Sejak akhir tahun 2021, Federal Reserve AS telah menyatakan retorika hawkish mengenai kebijakan moneter. Ketua Fed, Jerome Powell, mengumumkan bahwa regulator memulai jalur pengetatan moneter untuk menghindari ekonomi yang terlalu panas.
Beliau mengakui bahwa waktunya sudah matang untuk mengurangi langkah-langkah stimulus luar biasa yang diberikan selama era pandemi dan mengalihkan fokus ke normalisasi kebijakan yang akan memakan waktu lama. Pandemi akan meninggalkan jejak di hampir semua sektor ekonomi. Regulator harus mengingat komplikasi ekonomi untuk mencapai tujuannya. Kebijakan moneter membutuhkan visi yang luas dan ketajaman ekonomi untuk menyempurnakan langkah kebijakan terhadap perubahan konstan dalam ekonomi, kata pemimpin Fed. Dari sudut pandangnya, di bawah kondisi ekonomi yang sehat, Federal Reserve merasa tepat untuk menarik dukungan besar-besaran meskipun terdapat gangguan terus-menerus dalam rantai pasokan dan inflasi konsumen yang melonjak.

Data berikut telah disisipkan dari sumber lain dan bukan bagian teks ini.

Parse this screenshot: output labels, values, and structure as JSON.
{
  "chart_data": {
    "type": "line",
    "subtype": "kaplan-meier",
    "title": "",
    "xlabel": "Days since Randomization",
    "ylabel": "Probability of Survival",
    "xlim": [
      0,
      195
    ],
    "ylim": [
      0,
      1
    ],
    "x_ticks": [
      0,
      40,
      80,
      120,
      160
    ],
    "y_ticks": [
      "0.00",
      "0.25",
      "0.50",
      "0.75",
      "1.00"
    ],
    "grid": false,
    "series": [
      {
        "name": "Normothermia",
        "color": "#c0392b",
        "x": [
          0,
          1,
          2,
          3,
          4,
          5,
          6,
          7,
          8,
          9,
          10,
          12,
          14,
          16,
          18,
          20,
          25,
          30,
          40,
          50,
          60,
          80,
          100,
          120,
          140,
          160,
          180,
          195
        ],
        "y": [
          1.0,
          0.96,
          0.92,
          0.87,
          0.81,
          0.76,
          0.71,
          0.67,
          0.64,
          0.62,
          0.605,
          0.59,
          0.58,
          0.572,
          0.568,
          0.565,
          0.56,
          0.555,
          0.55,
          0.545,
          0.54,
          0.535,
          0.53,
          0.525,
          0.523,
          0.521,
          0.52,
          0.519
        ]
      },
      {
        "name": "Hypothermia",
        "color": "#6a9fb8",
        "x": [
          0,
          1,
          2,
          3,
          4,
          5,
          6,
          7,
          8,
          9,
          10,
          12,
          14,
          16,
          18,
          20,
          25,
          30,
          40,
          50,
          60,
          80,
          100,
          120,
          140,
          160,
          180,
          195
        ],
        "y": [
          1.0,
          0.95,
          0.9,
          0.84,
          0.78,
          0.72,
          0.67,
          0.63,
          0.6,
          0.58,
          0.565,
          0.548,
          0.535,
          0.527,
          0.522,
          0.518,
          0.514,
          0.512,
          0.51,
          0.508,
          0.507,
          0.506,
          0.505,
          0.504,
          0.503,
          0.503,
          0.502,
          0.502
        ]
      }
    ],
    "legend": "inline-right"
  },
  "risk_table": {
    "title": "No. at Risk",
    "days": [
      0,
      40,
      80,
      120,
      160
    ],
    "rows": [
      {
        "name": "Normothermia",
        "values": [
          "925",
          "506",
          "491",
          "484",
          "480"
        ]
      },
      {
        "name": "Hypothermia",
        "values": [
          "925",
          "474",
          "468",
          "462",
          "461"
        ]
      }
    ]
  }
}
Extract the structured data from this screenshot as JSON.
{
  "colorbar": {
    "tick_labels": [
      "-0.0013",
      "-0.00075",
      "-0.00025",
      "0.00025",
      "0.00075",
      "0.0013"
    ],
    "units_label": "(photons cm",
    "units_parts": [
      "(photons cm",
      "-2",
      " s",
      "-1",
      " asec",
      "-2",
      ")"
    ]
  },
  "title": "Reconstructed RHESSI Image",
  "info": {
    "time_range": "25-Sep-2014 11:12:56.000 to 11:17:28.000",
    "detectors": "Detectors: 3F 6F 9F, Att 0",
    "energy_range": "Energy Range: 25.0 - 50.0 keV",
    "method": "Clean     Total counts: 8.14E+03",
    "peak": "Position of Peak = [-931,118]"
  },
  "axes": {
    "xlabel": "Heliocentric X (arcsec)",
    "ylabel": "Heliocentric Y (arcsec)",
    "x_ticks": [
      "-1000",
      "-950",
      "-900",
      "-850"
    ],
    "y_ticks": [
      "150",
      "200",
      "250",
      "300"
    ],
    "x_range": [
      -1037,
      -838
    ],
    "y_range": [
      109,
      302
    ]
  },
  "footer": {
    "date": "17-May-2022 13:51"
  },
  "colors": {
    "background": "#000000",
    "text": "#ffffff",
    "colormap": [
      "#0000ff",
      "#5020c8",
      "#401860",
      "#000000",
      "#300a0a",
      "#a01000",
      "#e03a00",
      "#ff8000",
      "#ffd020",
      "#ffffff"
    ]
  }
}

Menaikkan suku bunga bukan satu-satunya alat di gudang senjata Fed. “Kami akan menormalisasi kebijakan, artinya kami akan mengakhiri pembelian aset akami pada bulan Maret, yang berarti kami menaikkan suku bunga sepanjang tahun ini,” katanya dalam kesaksiannya di Capitol Hill. “Pada titik tertentu mungkin akhir tahun ini kita akan mulai membiarkan neraca berjalan, dan itu hanya jalan untuk menormalisasi kebijakan.” Jerome Powell dan rekan-rekannya mengindikasikan tiga kenaikan suku bunga sepanjang tahun 2022 sebesar 0,25% setiap kenaikan. Kenaikan suku bunga pertama dapat diumumkan pada bulan Maret. Dalam langkah darurat pada tahun 2020, Federal Reserve memangkas suku bunga jangka pendek menjadi hampir nol dan memulai pembelian obligasi yang bertujuan untuk mendorong suku bunga jangka panjang turun di belakang krisis COVID-19 yang melemparkan perekonomian AS ke dalam resesi.